Asked about his son’s lowest point, Sam Jr. pauses 30 seconds before answering. The sounds of a proud man trying not to let his emotions overtake him leaks through the phone line. “The night he asked his mom to come over,” he says.
“It was three o’clock in the morning on some night in January 2017,” Shields wrote for the Players’ Tribune earlier this season. “It felt like my brain was cramping, or like it was trying to break out of my skull or something. I was rolling around in my bed, whipping my body back and forth, trying to escape the pounding inside my head. Next thing I know, I’m curled up in the fetal position, shaking and crying.”
So he called his mom. Michelle Shields, Sam Jr.’s wife of 33 years, came over, made soup, and rode it out with him. But Shields knew that more nights like that one lay ahead.
It had been a good run. Seven years. A ring. A trip to Hawaii for the ’15 Pro Bowl. He’d earned more than $30 million. The end of his career was no tragedy. Letroy Guion beat his man and hit T.J. Yeldon at the same time Shields did, the white roulette ball stopped in the wrong little square, and now Shields was paying up on a bet he had made willingly, years earlier, when he first suited up for the Ringling Redskins Pop Warner team.
But then, not long after the night his mother brought him back from the brink, he found himself on the phone with a friend in Los Angeles. “She said, ‘You need to come to UCLA, they’ve got the best neurology rehab thing going on,’ ” Shields recalls. “This was the time, in my mind, I was done. I was like, f--- football, I just wanna be with my family.”
When Shields booked his flight to L.A., he didn’t do it because of football, he says. “It was them headaches, man.” Was his brain going to pound like this forever? Would he watch his daughters grow up through eyes squinted in pain?
Dr. Christopher Giza, director of UCLA’s Steve Tisch Brain Sports program, declined to discuss Shields’ case, citing patient confidentiality, unless Shields agreed in writing to waive his right to privacy. Shields signed the documents as soon as a Rams PR staffer passed them along to him. “I want people to know what happened,” Shields says.
Freed up to talk, Dr. Giza explains that most concussion treatments “are focused on the first four weeks after the injury: monitoring symptoms, avoiding re-injury, engaging in a modest level of activity, and just letting time pass. That kind of management doesn’t tend to work when you are outside that four-week gap.”
Shields walked into UCLA 26 weeks after he tackled T.J. Yeldon. He had hardly exercised at all during that time. Which is why it’s important to note, as Giza does, that a normal adult’s response to exercise “can overlap with the symptoms of concussion. Headache, fatigue, dizziness.”
In other words, when you’re as far removed from the concussion-causing incident as Shields was, and you’ve hardly broken a sweat during those six months, you have to discern whether the discomfort you feel when exercising is related to your head injury or simple lethargy. When athletes don’t make this distinction, Giza says, “they can become unduly worried that the concussion is ‘coming back.’ We don’t want patients to sort all this out on their own. But that’s what was happening with Sam.”
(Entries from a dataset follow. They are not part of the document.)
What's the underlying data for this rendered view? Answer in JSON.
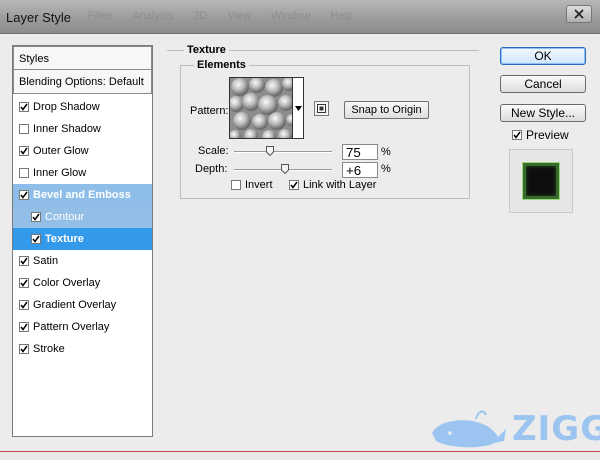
{
  "window": {
    "title": "Layer Style",
    "ghost_menu": [
      "Filter",
      "Analysis",
      "3D",
      "View",
      "Window",
      "Help"
    ]
  },
  "styles_panel": {
    "header": "Styles",
    "blending": "Blending Options: Default",
    "items": [
      {
        "label": "Drop Shadow",
        "checked": true
      },
      {
        "label": "Inner Shadow",
        "checked": false
      },
      {
        "label": "Outer Glow",
        "checked": true
      },
      {
        "label": "Inner Glow",
        "checked": false
      },
      {
        "label": "Bevel and Emboss",
        "checked": true
      },
      {
        "label": "Contour",
        "checked": true
      },
      {
        "label": "Texture",
        "checked": true
      },
      {
        "label": "Satin",
        "checked": true
      },
      {
        "label": "Color Overlay",
        "checked": true
      },
      {
        "label": "Gradient Overlay",
        "checked": true
      },
      {
        "label": "Pattern Overlay",
        "checked": true
      },
      {
        "label": "Stroke",
        "checked": true
      }
    ]
  },
  "texture": {
    "section_title": "Texture",
    "elements_title": "Elements",
    "pattern_label": "Pattern:",
    "snap_label": "Snap to Origin",
    "scale_label": "Scale:",
    "scale_value": "75",
    "scale_unit": "%",
    "depth_label": "Depth:",
    "depth_value": "+6",
    "depth_unit": "%",
    "invert_label": "Invert",
    "invert_checked": false,
    "link_label": "Link with Layer",
    "link_checked": true
  },
  "buttons": {
    "ok": "OK",
    "cancel": "Cancel",
    "new_style": "New Style...",
    "preview_label": "Preview",
    "preview_checked": true
  },
  "watermark": {
    "text": "ZIGG"
  },
  "colors": {
    "selection_strong": "#3399ea",
    "selection_light": "#8dbde8",
    "watermark": "#9bc4f0"
  }
}
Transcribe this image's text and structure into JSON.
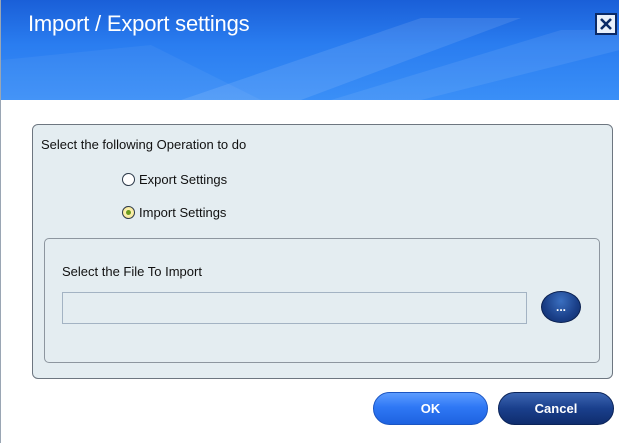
{
  "window": {
    "title": "Import / Export settings",
    "close_icon": "close-x-icon"
  },
  "operation": {
    "prompt": "Select the following Operation to do",
    "options": [
      {
        "label": "Export Settings",
        "selected": false
      },
      {
        "label": "Import Settings",
        "selected": true
      }
    ]
  },
  "file_import": {
    "label": "Select the File To Import",
    "value": "",
    "browse_label": "..."
  },
  "buttons": {
    "ok_label": "OK",
    "cancel_label": "Cancel"
  },
  "colors": {
    "title_bar": "#2a7df0",
    "panel_background": "#e4edf1",
    "ok_button": "#2f78f5",
    "cancel_button": "#1a3f8c",
    "selected_radio_dot": "#6c9c1c"
  }
}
The first thing Giza’s team did, after evaluating Shields and conducting introductory interviews, was put him on a stationary bike, with wires reporting his vitals. As Shields pedaled, a member of Giza’s team, which included a sports neuropsychologist and a cognitive behavioral therapist, sat next to him “and asked me a thousand questions,” Shields recalls. The questions weren’t about how Shields was feeling as much as how he felt about how he was feeling.
“They asked me, ‘Sam, what if your headaches were gone [and] what if you go out on the field again and you ding your head, would you automatically assume it was a concussion?’ ”
Another query: When your headache intensifies during exercise, does that frighten you?
Asking Shields to consider these questions about his brain had the added benefit of knocking the cobwebs out of its corners with a broom. Giza told him, “Your brain is like a muscle—you gotta work it,” Shields says. “He said by sitting in the dark, I was killing my brain. Not challenging it. Not talking to anybody. Just making it worse.”
“One of the biggest challenges that the public and media face right now [regarding concussions],” says Giza, “is kind of a microcosm of our political world. People listen to the extreme … so you hear that everybody who gets a concussion is doomed and has a risk of developing CTE or dementia. Or the opposite side, which is the more traditional side from 20 years ago: ‘Well these injuries are just bonks on the head, they’re not really something to worry about.’ It seems like people take up their camp on either side, and then they sort of interpret the research to conform to what their pre-existing ideas are.
“In reality, the truth is in between. I often refer to concussion and traumatic brain injury as the most complex injury to the most complex organ. To think that there’s a little checklist or formula that’s going to work for everybody—it doesn’t do justice to how complicated and individualized this injury can be.”
When Shields began his treatment at UCLA, hardly anyone on Giza’s team knew what Shields used to do for a living. Giza only knew that “the patient had a history of head injuries [whose] main symptoms were intractable headaches that affected him on a daily basis.” (“We didn’t know he had chosen to go back to football until you reached out to us,” Giza told SI in November.)
Treating Shields was a novel experience. “Some athletes come in, and their thing is, ‘I need to return by this date, because this is when tryouts are,’ ” says Giza. “That isn’t the impression we got from Sam. He just wanted to get healthy.”
When Shields wasn’t at UCLA, “he was doing homework,” Giza says—riding a bike or an elliptical machine at his AirBnB, nearby. When Shields returned to the clinic, Giza increased, ever so slightly, the volume and intensity of his exercise. “Meanwhile, some of the interventions we’d made with the headaches were kicking in,” Giza says. Like taking Shields off the Tylenol he’d been popping like TicTacs since the end of the Obama administration.
“The doctors said, We don’t care about that,” Shields recalls. “They were loving the situation that they was in. Because they was learning from me. It was an enjoyment to them. We became like a family, damn near.”
Knowing when an athlete has completed his treatment, Giza says, “is very individualized.” Giza tells a quick story about a pro basketball player who went through a process similar to Shields’ and “thought he was ready,” until he went to a gymnasium for the first time and “nearly had a panic attack.”
At this point, Shields still wasn’t interested in returning to football. But then the headaches became intermittent instead of constant. A couple per week instead of one unrelenting one. He was a few weeks shy of 30. He started to think about what he could give a team, just on special teams. He thought about the feeling in an NFL locker room, the post-practice smell of sod and sweat. The jokes, the art of playing them off when they’re aimed at you, and the way the sharks circle when vets discover a teammate with thin skin. And yes, he thought about the money.
“I can still run,” he thought. “Why not?”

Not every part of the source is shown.